I didn’t know whether to laugh or cry, so instead I threw the covers aside and got up, pulling on clothes and taking my guitar from its stand. I’d just settled on my seat, fingers shifting into place on the frets, when my phone buzzed and I jolted as if electrocuted.
Fucking pathetic, I thought, as I picked it up and woke the screen, unable to stop the flood of wishes and fears that instantly bloomed in my imagination.
And sure enough, it wasn’t even him. It wasn’t a message from anyone, in fact, but a notification:
Your video has been published Terminal Velocity | The Vampire Shift
With a gut-churning hollowness, I watched as the first comments started rolling in.

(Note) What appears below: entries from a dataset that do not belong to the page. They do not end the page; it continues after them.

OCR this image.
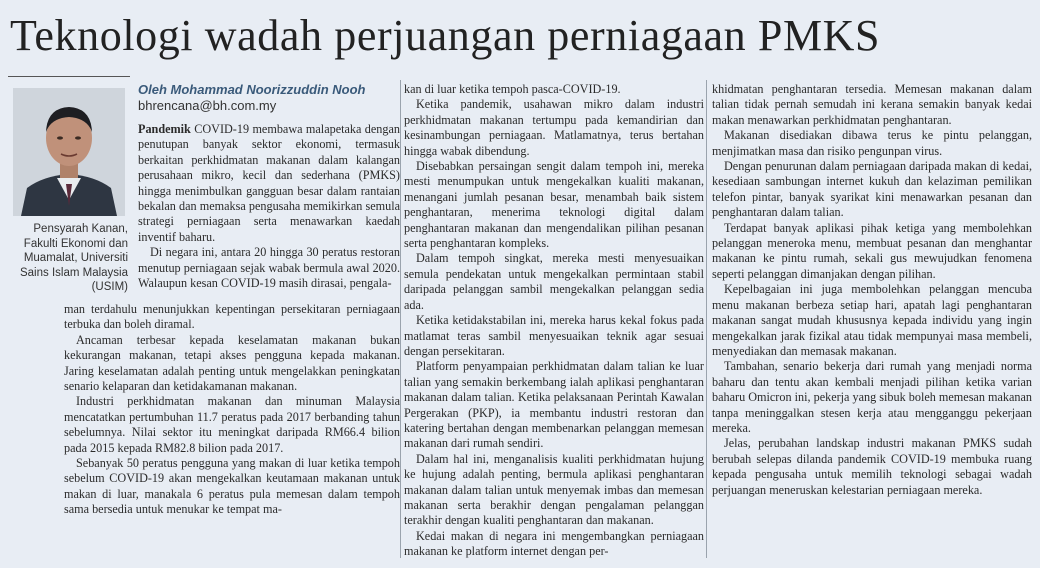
Teknologi wadah perjuangan perniagaan PMKS
Pensyarah Kanan, Fakulti Ekonomi dan Muamalat, Universiti Sains Islam Malaysia (USIM)
Oleh Mohammad Noorizzuddin Nooh
bhrencana@bh.com.my

Pandemik COVID-19 membawa malapetaka dengan penutupan banyak sektor ekonomi, termasuk berkaitan perkhidmatan makanan dalam kalangan perusahaan mikro, kecil dan sederhana (PMKS) hingga menimbulkan gangguan besar dalam rantaian bekalan dan memaksa pengusaha memikirkan semula strategi perniagaan serta menawarkan kaedah inventif baharu.

Di negara ini, antara 20 hingga 30 peratus restoran menutup perniagaan sejak wabak bermula awal 2020. Walaupun kesan COVID-19 masih dirasai, pengala-

man terdahulu menunjukkan kepentingan persekitaran perniagaan terbuka dan boleh diramal.

Ancaman terbesar kepada keselamatan makanan bukan kekurangan makanan, tetapi akses pengguna kepada makanan. Jaring keselamatan adalah penting untuk mengelakkan peningkatan senario kelaparan dan ketidakamanan makanan.

Industri perkhidmatan makanan dan minuman Malaysia mencatatkan pertumbuhan 11.7 peratus pada 2017 berbanding tahun sebelumnya. Nilai sektor itu meningkat daripada RM66.4 bilion pada 2015 kepada RM82.8 bilion pada 2017.

Sebanyak 50 peratus pengguna yang makan di luar ketika tempoh sebelum COVID-19 akan mengekalkan keutamaan makanan untuk makan di luar, manakala 6 peratus pula memesan dalam tempoh sama bersedia untuk menukar ke tempat ma-

kan di luar ketika tempoh pasca-COVID-19.

Ketika pandemik, usahawan mikro dalam industri perkhidmatan makanan tertumpu pada kemandirian dan kesinambungan perniagaan. Matlamatnya, terus bertahan hingga wabak dibendung.

Disebabkan persaingan sengit dalam tempoh ini, mereka mesti menumpukan untuk mengekalkan kualiti makanan, menangani jumlah pesanan besar, menambah baik sistem penghantaran, menerima teknologi digital dalam penghantaran makanan dan mengendalikan pilihan pesanan serta penghantaran kompleks.

Dalam tempoh singkat, mereka mesti menyesuaikan semula pendekatan untuk mengekalkan permintaan stabil daripada pelanggan sambil mengekalkan pelanggan sedia ada.

Ketika ketidakstabilan ini, mereka harus kekal fokus pada matlamat teras sambil menyesuaikan teknik agar sesuai dengan persekitaran.

Platform penyampaian perkhidmatan dalam talian ke luar talian yang semakin berkembang ialah aplikasi penghantaran makanan dalam talian. Ketika pelaksanaan Perintah Kawalan Pergerakan (PKP), ia membantu industri restoran dan katering bertahan dengan membenarkan pelanggan memesan makanan dari rumah sendiri.

Dalam hal ini, menganalisis kualiti perkhidmatan hujung ke hujung adalah penting, bermula aplikasi penghantaran makanan dalam talian untuk menyemak imbas dan memesan makanan serta berakhir dengan pengalaman pelanggan terakhir dengan kualiti penghantaran dan makanan.

Kedai makan di negara ini mengembangkan perniagaan makanan ke platform internet dengan per-

khidmatan penghantaran tersedia. Memesan makanan dalam talian tidak pernah semudah ini kerana semakin banyak kedai makan menawarkan perkhidmatan penghantaran.

Makanan disediakan dibawa terus ke pintu pelanggan, menjimatkan masa dan risiko pengunpan virus.

Dengan penurunan dalam perniagaan daripada makan di kedai, kesediaan sambungan internet kukuh dan kelaziman pemilikan telefon pintar, banyak syarikat kini menawarkan pesanan dan penghantaran dalam talian.

Terdapat banyak aplikasi pihak ketiga yang membolehkan pelanggan meneroka menu, membuat pesanan dan menghantar makanan ke pintu rumah, sekali gus mewujudkan fenomena seperti pelanggan dimanjakan dengan pilihan.

Kepelbagaian ini juga membolehkan pelanggan mencuba menu makanan berbeza setiap hari, apatah lagi penghantaran makanan sangat mudah khususnya kepada individu yang ingin mengekalkan jarak fizikal atau tidak mempunyai masa membeli, menyediakan dan memasak makanan.

Tambahan, senario bekerja dari rumah yang menjadi norma baharu dan tentu akan kembali menjadi pilihan ketika varian baharu Omicron ini, pekerja yang sibuk boleh memesan makanan tanpa meninggalkan stesen kerja atau mengganggu pekerjaan mereka.

Jelas, perubahan landskap industri makanan PMKS sudah berubah selepas dilanda pandemik COVID-19 membuka ruang kepada pengusaha untuk memilih teknologi sebagai wadah perjuangan meneruskan kelestarian perniagaan mereka.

this song cured my mental illness they’re sUCH a perfect couple omg <3 1:05 the WAY he LOOKS at her with that smile ughhhh i don’t even care if they’re faking it or not, i ship it and this is a banger the lyrics did Not have to go this hard but they did fuck me im dead 2:23 wtf ok i’m convinced, it’s def real now, no-one’s this good at acting sasha x killian ENDGAME <33
And on and on it went, a barrage of strangers who’d taken the bait hook, line, and sinker.
I closed my eyes until the smoke subsided.
At least everything was going according to plan.
At least we were doing numbers.
At least I still had the band.
I turned my phone to silent, reached for my guitar like it was a weapon, and played until my fingers bled.